A prophecy's a silly thing
to conjure up a hero's fate.
Some shmoe is destined to be king
who was a shepherd boy till late
and lay on hillsides, taking naps
while the dog did all the work --
make him king? What is this crap?
Why give a kingdom to this jerk?
The prophecy! Oh, right, forgive me
for thinking we might want a guy
who at, some passing time, was privy
to something more than "Clouds go by!"
Ever notice all these prophets
always pick unlikely dudes?
Not someone you wouldn't scoff at.
No, it's shepherd boys with 'tudes,
bastards left upon a hillside,
clutching some convenient rag,
are they smart? No.
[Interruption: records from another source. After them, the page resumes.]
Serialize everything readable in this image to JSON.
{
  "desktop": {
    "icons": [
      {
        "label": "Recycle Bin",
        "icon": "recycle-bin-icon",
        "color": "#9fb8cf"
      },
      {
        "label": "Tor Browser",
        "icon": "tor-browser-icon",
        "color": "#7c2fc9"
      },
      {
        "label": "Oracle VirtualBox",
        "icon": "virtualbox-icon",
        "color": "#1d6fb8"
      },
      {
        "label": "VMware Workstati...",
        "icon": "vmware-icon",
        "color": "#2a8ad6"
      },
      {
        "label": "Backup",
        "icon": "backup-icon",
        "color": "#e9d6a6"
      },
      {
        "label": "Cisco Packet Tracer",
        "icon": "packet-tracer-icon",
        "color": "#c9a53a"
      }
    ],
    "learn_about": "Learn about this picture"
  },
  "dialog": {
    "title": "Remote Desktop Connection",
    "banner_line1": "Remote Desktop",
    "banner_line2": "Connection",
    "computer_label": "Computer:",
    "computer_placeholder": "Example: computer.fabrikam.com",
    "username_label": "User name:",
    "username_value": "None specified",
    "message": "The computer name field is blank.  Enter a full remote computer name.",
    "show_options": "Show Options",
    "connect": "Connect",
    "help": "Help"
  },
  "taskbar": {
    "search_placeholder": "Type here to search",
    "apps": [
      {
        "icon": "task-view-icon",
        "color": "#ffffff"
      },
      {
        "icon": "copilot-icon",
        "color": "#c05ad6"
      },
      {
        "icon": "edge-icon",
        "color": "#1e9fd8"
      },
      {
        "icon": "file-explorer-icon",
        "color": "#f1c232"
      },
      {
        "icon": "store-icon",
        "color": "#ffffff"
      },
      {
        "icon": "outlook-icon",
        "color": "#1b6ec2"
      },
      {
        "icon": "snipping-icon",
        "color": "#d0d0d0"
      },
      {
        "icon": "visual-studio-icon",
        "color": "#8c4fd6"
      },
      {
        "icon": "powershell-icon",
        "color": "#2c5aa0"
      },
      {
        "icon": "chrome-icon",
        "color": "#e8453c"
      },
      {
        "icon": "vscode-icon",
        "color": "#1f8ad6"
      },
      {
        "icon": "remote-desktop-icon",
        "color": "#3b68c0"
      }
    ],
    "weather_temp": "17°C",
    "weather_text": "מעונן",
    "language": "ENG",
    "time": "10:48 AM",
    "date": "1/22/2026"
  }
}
They can kill guys.
Well, raise a motherfucking flag!
They get a quest, and promptly head off,
boosted by this prophet shite,
come back again, wave high aloft
some wings plucked from a fairy sprite.
The head of some poor snakey chick,
who was awakened to a fight.
It's revolting. Makes me sick.
And that somehow gives them the right.
Can you imagine some HR guy
telling you, mid-interview,
"There's no doubt you're qualified.
But this guy got the fleece. You're through."
I say, fuck the dude who snagged
the fleece of some molested sheep
he prob'ly buggered as it baa-ed --
I'm telling you, that guy's a creep.